Además de estas aristas peligrosas, hay algo que también es inquietante: las acusaciones presidenciales parecen responder a una visión conspirativa. Desde esa perspectiva, el error no existe. Todo está calculado; todo es deliberado y forma parte, según la jerga oficial, de “una operación”. El que discrepa, o aun el que se equivoca, es un emisario de la oscuridad y de “las fuerzas del mal”. Cuando la trama conspirativa es tejida desde el poder se puede entrar en una zona peligrosa en la que la lógica de “amigo-enemigo” empieza a dominar la mentalidad de un gobierno. Nada que los argentinos no hayamos visto en los últimos años, solo que con un sesgo ideológico de sentido inverso.
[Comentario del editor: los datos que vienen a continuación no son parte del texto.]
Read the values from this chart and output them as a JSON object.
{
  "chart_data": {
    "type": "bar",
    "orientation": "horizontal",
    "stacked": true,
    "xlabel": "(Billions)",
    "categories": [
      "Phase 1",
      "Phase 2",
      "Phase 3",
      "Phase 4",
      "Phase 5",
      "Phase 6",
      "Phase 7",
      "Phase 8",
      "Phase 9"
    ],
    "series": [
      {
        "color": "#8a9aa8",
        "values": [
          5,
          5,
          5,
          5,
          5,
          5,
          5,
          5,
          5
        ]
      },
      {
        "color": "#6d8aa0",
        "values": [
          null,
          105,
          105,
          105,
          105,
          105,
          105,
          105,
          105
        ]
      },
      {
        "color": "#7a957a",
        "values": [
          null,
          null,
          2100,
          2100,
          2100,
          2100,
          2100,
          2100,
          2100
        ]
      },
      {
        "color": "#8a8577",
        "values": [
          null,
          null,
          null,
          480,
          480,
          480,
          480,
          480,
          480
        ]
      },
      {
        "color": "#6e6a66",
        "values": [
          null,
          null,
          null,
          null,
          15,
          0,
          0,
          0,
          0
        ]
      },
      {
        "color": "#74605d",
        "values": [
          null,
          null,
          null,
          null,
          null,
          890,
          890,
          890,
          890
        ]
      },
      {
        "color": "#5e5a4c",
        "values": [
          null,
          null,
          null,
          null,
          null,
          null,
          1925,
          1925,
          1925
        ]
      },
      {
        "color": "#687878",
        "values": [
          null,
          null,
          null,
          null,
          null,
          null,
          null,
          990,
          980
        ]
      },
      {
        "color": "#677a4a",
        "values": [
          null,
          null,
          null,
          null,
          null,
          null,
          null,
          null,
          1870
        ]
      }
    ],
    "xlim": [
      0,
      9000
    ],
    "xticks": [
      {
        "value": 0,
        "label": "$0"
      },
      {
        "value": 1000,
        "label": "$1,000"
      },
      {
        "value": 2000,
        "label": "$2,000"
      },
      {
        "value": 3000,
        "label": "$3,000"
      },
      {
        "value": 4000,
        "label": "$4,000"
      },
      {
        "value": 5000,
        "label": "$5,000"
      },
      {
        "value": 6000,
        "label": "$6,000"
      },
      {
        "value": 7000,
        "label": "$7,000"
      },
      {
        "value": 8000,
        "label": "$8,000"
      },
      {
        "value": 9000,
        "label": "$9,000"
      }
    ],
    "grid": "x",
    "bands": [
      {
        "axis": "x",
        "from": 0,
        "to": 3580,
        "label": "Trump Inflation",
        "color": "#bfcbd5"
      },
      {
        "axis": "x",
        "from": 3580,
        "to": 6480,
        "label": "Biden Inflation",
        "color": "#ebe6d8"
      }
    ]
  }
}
Los populismos, en general, necesitan al periodismo como enemigo. El que no hace seguidismo es “ensobrado”, “operador” y “mitómano”. El que se equivoca, aunque se rectifique, es un ariete de fuerzas oscuras. El kirchnerismo hizo de esa estrategia una bandera. Y con la misma lógica actuaron, en los últimos años, líderes como Trump, Maduro o Bolsonaro. Cuanto más se ensañan con un medio o un individuo, más regocijan a sus audiencias. Construir un enemigo les resulta políticamente rentable. Y a esa tarea se lanzan sin medir las consecuencias.
Existe la idea de que “lo importante” pasa por otro lado: por encarrilar la economía y sanear el Estado después de un proceso destructivo que dejó al país en una situación dramática. Pero no es la economía versus el pluralismo ni la estabilidad versus la tolerancia. Es una cosa “y” la otra. La Argentina necesita recuperar sus reservas monetarias, por supuesto, pero también sus reservas de calidad democrática, que fueron erosionadas al mismo ritmo que el valor del peso.
El Gobierno lleva apenas seis semanas y ninguna conclusión puede ser definitiva. Hay situaciones en las que ha mostrado flexibilidad y sensibilidad para rectificar errores. Habrá que esperar que el celular presidencial haga su propio aprendizaje. Lo que está en juego es algo de jerarquía superior: el clima de convivencia en una sociedad democrática.
Publicado en La Nación el 25 de enero de 2024.